La quête du héros – ou du anti-héros – est toute intérieure. Il se cherche lui-même, il s’interroge sur sa maladresse maladive, ses difficultés d’expression, son caractère introverti ou s’apitoie sur son physique ingrat en décrivant lui-même son « visage asymétrique ». On en arrive alors à n’être plus surpris à ce qu’il se perde dans le dédale des rues de la mégalopole à l’instar du Minotaure. Peut-être est-ce là une métaphore de toute existence, où l’objectif ultime – chimérique parfois - que chacun assigne à sa vie, conduit l’homme souvent à errer sur des chemins bien différents des lignes droites sur lesquelles il semblait s’être engagé ?

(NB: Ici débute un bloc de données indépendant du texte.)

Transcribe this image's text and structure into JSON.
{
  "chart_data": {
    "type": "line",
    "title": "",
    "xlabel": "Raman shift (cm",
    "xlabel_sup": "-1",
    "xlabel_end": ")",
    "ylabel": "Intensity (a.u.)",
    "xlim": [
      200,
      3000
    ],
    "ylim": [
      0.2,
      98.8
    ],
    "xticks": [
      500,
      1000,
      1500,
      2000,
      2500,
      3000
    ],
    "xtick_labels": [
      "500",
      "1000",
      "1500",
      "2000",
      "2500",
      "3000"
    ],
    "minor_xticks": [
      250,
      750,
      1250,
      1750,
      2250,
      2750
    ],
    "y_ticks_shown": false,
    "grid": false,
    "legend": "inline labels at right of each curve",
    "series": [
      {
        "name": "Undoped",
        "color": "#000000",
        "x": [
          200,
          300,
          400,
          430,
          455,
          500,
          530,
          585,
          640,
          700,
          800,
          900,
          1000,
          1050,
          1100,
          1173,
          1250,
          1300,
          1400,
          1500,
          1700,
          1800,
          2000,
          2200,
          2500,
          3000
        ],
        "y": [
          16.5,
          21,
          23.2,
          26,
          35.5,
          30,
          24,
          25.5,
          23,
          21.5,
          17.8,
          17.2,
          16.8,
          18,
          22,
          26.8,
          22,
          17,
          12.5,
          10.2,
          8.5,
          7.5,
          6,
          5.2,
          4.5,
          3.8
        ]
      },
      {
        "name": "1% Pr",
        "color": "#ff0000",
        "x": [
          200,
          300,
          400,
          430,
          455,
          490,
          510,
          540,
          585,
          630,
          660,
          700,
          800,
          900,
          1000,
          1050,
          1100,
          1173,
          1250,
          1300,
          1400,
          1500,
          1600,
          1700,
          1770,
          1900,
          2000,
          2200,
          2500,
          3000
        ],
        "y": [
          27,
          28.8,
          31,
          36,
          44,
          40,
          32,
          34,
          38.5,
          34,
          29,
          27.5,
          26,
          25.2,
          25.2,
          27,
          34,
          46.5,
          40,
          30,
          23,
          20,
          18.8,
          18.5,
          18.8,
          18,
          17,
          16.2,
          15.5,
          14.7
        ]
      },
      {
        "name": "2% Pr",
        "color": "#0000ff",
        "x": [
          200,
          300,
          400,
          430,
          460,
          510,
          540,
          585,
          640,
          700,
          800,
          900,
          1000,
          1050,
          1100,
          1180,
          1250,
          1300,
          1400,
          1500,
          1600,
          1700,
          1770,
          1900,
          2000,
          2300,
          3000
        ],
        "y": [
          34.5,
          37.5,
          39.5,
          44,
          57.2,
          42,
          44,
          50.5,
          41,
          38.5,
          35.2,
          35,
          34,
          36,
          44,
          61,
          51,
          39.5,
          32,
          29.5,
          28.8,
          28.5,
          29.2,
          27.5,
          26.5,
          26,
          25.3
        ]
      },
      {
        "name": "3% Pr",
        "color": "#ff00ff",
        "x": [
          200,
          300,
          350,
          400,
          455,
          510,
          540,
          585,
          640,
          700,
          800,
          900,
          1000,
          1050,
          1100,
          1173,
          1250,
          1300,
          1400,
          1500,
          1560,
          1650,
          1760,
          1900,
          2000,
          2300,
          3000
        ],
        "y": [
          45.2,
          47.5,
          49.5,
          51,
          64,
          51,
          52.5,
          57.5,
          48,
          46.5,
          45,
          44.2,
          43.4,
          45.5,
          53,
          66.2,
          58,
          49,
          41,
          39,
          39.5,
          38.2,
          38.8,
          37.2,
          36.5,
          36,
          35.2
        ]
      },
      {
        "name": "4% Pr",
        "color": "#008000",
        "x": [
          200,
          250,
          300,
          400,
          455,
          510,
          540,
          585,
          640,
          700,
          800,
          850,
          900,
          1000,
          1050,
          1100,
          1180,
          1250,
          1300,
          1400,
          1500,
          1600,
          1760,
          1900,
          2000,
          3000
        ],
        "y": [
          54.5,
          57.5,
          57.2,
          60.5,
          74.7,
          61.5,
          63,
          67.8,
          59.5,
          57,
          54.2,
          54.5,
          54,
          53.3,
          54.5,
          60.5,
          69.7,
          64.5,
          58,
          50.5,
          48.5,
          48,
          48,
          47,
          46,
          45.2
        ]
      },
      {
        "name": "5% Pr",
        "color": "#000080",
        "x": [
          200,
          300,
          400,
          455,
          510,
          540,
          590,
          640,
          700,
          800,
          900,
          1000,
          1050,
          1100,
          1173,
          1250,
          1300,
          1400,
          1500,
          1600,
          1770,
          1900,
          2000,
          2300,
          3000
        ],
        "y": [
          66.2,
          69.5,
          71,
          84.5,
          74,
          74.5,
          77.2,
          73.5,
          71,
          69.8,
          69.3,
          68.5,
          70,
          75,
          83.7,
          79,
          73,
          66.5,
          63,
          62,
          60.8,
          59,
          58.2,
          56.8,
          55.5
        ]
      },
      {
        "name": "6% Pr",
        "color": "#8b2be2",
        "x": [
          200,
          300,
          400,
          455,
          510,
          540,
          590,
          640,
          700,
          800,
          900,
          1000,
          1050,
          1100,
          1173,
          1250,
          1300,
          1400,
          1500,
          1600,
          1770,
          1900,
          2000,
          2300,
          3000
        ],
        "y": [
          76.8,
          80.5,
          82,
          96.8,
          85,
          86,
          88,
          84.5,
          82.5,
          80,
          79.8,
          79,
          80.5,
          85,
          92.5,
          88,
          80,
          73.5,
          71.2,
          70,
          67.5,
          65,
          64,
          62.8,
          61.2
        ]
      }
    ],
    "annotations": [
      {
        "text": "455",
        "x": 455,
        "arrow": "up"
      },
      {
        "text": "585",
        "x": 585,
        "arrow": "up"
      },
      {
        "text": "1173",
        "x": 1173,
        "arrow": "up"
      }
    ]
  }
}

Continuellement, le doute et l’incertitude planent sur l’ouvrage. On s’inquiète bien sûr du sort de Galip et de la réussite de ses entreprises, mais, en partageant ses pensées, on partage aussi ses inquiétudes et ses interrogations. Avec lui, on cherche à comprendre Ruya, à comprendre Djélâl, à comprendre l’autre qui est toujours plus complexe et plus profond qu’on ne peut le penser a priori. Proposés en alternance avec le récit des aventures de Galip, les articles de Djélâl, aux titres poétiques (« Le jour où se retireront les eaux du Bosphore », « La boutique d’Alâaddine ») et aux sujets mystérieux, concourent grandement à nourrir cette réflexion métaphysique.